George Orwell’s Nineteen Eighty-Four

Nineteen Eighty-Four tells the story of Winston Smith’s life in a (for us) dystopian society. Everything, eating, working, exercising, even your thoughts if you’re unlucky, is controlled by the state. They control absolutely every single thing, even the past since they, Winston is one of the writers, re-write newspaper articles and other sources so that these confirm the present and the regime. It’s truly a thrilling, horrific read.

Everybody seems to be (re-)reading Nineteen Eighty-Four and since I hadn’t read it (shame on me) I thought it was high time to buy this novel. Another thing that persuaded me: the beautiful Penguin edition where the title and Orwell’s name are ‘censored’ and blackened out.

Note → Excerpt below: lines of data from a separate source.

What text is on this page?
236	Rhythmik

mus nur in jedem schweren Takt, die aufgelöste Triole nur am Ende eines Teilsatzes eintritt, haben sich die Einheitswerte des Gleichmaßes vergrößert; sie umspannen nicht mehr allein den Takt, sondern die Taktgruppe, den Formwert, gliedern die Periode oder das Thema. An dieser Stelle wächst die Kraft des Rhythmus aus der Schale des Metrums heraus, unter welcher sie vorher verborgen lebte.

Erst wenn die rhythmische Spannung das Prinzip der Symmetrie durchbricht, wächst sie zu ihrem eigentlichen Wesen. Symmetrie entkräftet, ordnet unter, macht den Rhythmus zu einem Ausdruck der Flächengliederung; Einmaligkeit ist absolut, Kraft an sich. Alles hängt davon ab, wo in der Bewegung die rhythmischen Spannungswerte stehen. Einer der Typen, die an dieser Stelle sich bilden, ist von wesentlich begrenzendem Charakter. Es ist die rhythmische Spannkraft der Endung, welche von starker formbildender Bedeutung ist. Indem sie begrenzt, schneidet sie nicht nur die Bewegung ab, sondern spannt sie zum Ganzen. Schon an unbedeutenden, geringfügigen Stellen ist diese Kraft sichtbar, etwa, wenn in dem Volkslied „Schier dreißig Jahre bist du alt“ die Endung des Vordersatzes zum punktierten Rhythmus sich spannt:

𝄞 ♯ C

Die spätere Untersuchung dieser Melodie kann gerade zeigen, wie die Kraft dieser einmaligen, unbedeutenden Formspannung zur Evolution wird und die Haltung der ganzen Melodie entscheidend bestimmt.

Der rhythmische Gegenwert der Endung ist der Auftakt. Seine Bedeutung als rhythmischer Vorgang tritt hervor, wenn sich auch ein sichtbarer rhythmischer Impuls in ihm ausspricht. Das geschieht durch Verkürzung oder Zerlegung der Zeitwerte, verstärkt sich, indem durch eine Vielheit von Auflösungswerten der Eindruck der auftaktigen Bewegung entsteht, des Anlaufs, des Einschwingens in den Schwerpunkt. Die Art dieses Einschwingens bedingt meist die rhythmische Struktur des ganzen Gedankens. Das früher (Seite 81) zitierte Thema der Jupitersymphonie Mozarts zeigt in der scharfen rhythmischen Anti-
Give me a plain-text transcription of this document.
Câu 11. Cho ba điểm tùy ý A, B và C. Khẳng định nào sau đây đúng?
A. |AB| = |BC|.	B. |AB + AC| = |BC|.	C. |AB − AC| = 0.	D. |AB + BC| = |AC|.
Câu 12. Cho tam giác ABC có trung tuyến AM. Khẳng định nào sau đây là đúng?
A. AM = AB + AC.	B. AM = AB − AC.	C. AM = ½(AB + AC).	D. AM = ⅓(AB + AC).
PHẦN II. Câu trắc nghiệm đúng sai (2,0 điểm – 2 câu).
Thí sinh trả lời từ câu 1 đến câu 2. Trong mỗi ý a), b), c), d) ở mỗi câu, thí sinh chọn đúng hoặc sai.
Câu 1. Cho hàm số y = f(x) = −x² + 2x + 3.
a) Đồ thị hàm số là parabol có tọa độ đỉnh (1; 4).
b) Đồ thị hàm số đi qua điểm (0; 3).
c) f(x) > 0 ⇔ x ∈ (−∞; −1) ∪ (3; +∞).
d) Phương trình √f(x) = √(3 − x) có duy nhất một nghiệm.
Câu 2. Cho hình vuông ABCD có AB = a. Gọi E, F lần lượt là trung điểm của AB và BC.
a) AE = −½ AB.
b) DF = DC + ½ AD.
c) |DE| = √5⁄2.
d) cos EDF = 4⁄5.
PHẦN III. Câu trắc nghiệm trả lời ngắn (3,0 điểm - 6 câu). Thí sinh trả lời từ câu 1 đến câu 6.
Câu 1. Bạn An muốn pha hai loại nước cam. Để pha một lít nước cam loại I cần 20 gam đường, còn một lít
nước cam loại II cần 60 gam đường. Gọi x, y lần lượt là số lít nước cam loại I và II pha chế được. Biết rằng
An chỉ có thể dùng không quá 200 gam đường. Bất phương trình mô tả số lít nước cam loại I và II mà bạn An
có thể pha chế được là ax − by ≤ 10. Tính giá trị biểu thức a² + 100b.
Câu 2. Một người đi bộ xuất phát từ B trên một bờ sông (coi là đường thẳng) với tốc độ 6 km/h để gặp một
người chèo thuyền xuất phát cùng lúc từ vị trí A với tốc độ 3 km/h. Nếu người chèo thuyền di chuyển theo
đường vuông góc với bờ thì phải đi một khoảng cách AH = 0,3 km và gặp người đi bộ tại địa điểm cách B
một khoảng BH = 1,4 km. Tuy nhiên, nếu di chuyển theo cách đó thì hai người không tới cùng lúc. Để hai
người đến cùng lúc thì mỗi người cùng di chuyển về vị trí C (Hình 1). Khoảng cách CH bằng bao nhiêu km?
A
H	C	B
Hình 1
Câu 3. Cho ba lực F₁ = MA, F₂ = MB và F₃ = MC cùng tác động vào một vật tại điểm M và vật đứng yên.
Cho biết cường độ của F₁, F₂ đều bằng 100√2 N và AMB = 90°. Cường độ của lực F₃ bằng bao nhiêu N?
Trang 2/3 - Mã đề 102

Nineteen Eighty-Four makes you imagine a world in which every little movement, every eye twitch or frown, is watched by the state. If, as they call it, the ‘thought police’ doesn’t like what it’s seeing, you’re taken away and removed from all records – as if you have never existed.

Winston feels uncomfortable (doh) within this society and he starts to question it more and more. His job, for which he has to rewrite past newspaper articles, keeps confronting him with the real truth. His nation, Oceania, hasn’t always been fighting Eurasia, as the records tell the people, but have been in peace with them for many years. Winston keeps destroying this evidence of the ‘real’ truth as quickly as possible, but he finds it more and more difficult to remove it from his mind as well – which he’s supposed to do with using ‘doublethink.’ Doublethink is a technique to essentially brainwash yourself (and then remove the fact from your mind that you brainwashed yourself). In this way, the Party can tell people anything they want to. A recurring example is: if the Party tells you that 2 + 2 = 5, that is the truth. This something Winston has a lot of trouble with to belief.

Winston cannot take it any longer and he does something very, very dangerous: he starts to write. In one little corner of his room, where the television cannot see him (yes, the television can do that), he begins to write down his thoughts:

“Freedom is the freedom to say that two plus two make four. If that is granted, all else follows”

And this is where the novel really begins.

I don’t want to say too much about the story itself, because that would contain major spoilers, but I do want to tell you about one of the most terrifying things in the book: the children. When you think of a dystopian society where everybody is brainwashed, you might overlook the children. What would happen to them if they kept hearing they should be loyal to the Party? That violence, torture and hangings should be used in order to defend the Party? Would they become cruel little thought police members? Some do. And they are absolutely horrific. They don’t have a clear notion of the truth anymore and report everything they find ‘suspicious’ (such as a man walking in the woods). They pretend to be the real thought police and arrest each other. They even turn in their parents, saying they betrayed the Party (even though that is probably not true).

Nineteen Eighty-Four is a great read. It makes you think about the consequences of modern technology and how a regime can use this to maintain control – to get too much control. To conclude with a version of the most famous words of this book: Thankfully, Big Brother isn’t watching.